How you treat your sore throat symptoms should really consider the root cause.
Generally, though, Dr. Husain recommends hydration (drinking water or tea), steam inhalation, and lozenges containing lubricants such as honey. Pain relievers such as Tylenol can also help with discomfort.
Adds Dr. Lerner: If sore throat is from excessive coughing, you can address it though cough suppressants. For nasal congestion, which causes mouth breathing and dryness, try humidification or hydration through nasal saline or irrigation. “Patients that have COVID-19, should be cautious of nasal spread and do this in a safe way, so as not to expose others to aerosols and droplets that may occur from these types of treatments,” he says.

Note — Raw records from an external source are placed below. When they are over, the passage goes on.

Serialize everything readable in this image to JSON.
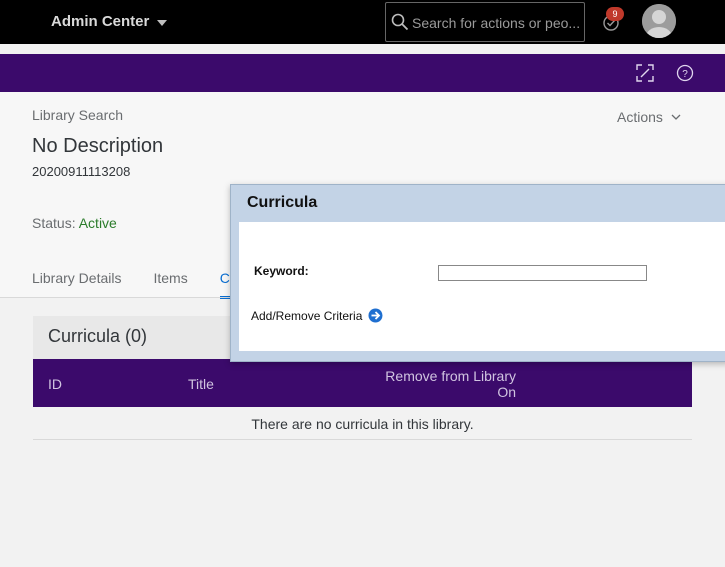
{
  "topbar": {
    "app_title": "Admin Center",
    "search_placeholder": "Search for actions or peo...",
    "notification_count": "9"
  },
  "page": {
    "breadcrumb": "Library Search",
    "title": "No Description",
    "id": "20200911113208",
    "actions_label": "Actions",
    "status_label": "Status:",
    "status_value": "Active"
  },
  "tabs": [
    {
      "label": "Library Details"
    },
    {
      "label": "Items"
    },
    {
      "label": "Cu"
    }
  ],
  "section": {
    "title": "Curricula (0)",
    "columns": [
      "ID",
      "Title",
      "Remove from Library",
      "On"
    ],
    "empty_message": "There are no curricula in this library."
  },
  "dialog": {
    "title": "Curricula",
    "keyword_label": "Keyword:",
    "keyword_value": "",
    "criteria_label": "Add/Remove Criteria"
  },
  "colors": {
    "brand_purple": "#3b0a6b",
    "status_green": "#2b7c2b",
    "active_tab": "#0a6ed1",
    "dialog_header": "#c3d3e6"
  },
  "icons": [
    "caret-down-icon",
    "search-icon",
    "notification-icon",
    "avatar-icon",
    "expand-icon",
    "help-icon",
    "chevron-down-icon",
    "arrow-right-circle-icon"
  ]
}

If sore throat is due to allergies, on the other hand, pretreatment with antihistamine prior to allergy season or known allergen exposure— in other wards take an allergy pill— can be helpful, says Dr. Husain.
Last, if the sore throat is caused by reflux, following an anti-reflux diet may lead to a favorable outcome. “I would encourage people to eliminate anything heavily acidic or citrus as this can irritate the lining of the throat. Hard foods such as crackers or chips can also be irritating,” says Dr. Husain, who notes that if a sore throat is present, avoiding coffee or alcohol as well as reducing smoking cigarettes, smoking marijuana, and avoiding vaping is recommended.
While none of these things will necessarily “cure” a sore throat, they can help with some of the discomfort associated with it.
Should You Get Tested for COVID-19 if You Have a Sore Throat?
“For people with nuisance, acute onset symptoms, or any other listed by the Centers for Disease Control as potentially a symptom for COVID, it is important to talk to your healthcare provider to help determine if testing is appropriate,” says Dr. Learner.
Overall, to help keep COVID-19 or any infection or illness at bay, wash your hands frequently, wear a mask and engage in social-distancing.